Rebecca Hersman is Director of the Project on Nuclear Issues and Senior Advisor for the International Security Program, and has previously worked at the DOD, Council on Foreign Relations, and House Armed Services Committee. She specializes in defense strategy and capabilities, defense and security, geopolitics and international security, and weapons of mass destruction proliferation.

Rebecca Hersman is Director of the Project on Nuclear Issues and Senior Advisor for the International Security Program.

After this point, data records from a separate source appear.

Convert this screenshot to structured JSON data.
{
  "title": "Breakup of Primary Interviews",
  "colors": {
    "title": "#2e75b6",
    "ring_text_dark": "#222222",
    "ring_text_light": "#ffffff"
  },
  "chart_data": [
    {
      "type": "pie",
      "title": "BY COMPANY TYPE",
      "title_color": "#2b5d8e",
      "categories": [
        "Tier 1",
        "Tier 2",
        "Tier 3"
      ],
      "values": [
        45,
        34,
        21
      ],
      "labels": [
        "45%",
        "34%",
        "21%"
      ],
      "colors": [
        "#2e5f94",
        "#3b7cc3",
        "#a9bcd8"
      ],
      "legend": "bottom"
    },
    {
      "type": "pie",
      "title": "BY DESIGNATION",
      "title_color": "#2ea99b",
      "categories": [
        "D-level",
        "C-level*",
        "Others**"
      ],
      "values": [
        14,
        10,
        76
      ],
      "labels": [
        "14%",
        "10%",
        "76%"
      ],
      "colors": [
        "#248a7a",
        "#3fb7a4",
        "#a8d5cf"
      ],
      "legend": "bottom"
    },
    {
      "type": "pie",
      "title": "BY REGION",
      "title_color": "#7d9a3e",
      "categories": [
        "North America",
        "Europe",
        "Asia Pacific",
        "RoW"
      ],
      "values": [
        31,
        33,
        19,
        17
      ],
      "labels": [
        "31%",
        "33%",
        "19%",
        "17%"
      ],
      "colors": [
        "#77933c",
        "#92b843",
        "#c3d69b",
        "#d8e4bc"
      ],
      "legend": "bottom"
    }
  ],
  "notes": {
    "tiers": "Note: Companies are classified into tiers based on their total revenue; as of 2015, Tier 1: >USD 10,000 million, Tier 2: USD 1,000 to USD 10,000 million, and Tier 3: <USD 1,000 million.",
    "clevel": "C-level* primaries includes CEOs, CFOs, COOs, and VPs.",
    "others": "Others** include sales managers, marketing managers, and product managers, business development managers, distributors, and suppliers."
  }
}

Hersman previously worked at the Department of Defense (DOD), where she served as Deputy Assistant Secretary of Defense for Countering Weapons of Mass Destruction (WMD). She led DOD policy and strategy to prevent WMD proliferation and use, reduce and eliminate WMD risks and respond to WMD dangers. She served as DOD’s principal policy advocate on issues pertaining to the Biological Weapons Convention, Chemical Weapons Convention, Nuclear Non-Proliferation Treaty, and Cooperative Threat Reduction Program. Prior to joining DOD, Hersman was a Senior Research Fellow with the Center for the Study of Weapons of Mass Destruction at the National Defense University. Her primary projects focused on the role of DOD in mitigating the effects of chemical and biological weapons attack, concepts and strategies for eliminating an adversary’s WMD programs, as well as proliferation issues facing the United States. She also founded and directed the WMD Center’s Program for Emerging Leaders, an initiative designed to shape and support the next generation of leaders from across the U.S. government with interest in countering weapons of mass destruction.

She previously held positions as an International Affairs Fellow at the Council on Foreign Relations, a special assistant to the undersecretary of defense for policy, and a member of the House Armed Services Committee professional staff.   

She specializes in defense strategy and capabilities, defense and security, geopolitics and international security, and weapons of mass destruction proliferation.

Her books and publications include Restoring Restraint: Enforcing Accountability for Users of Chemical Weapons and The Evolving U.S. Nuclear Narrative: Communicating the Rationale for the Role and Value of U.S. Nuclear Weapons, 1989 to Today.

She holds an M.A. in Arab studies from Georgetown University and a B.A. from Duke University.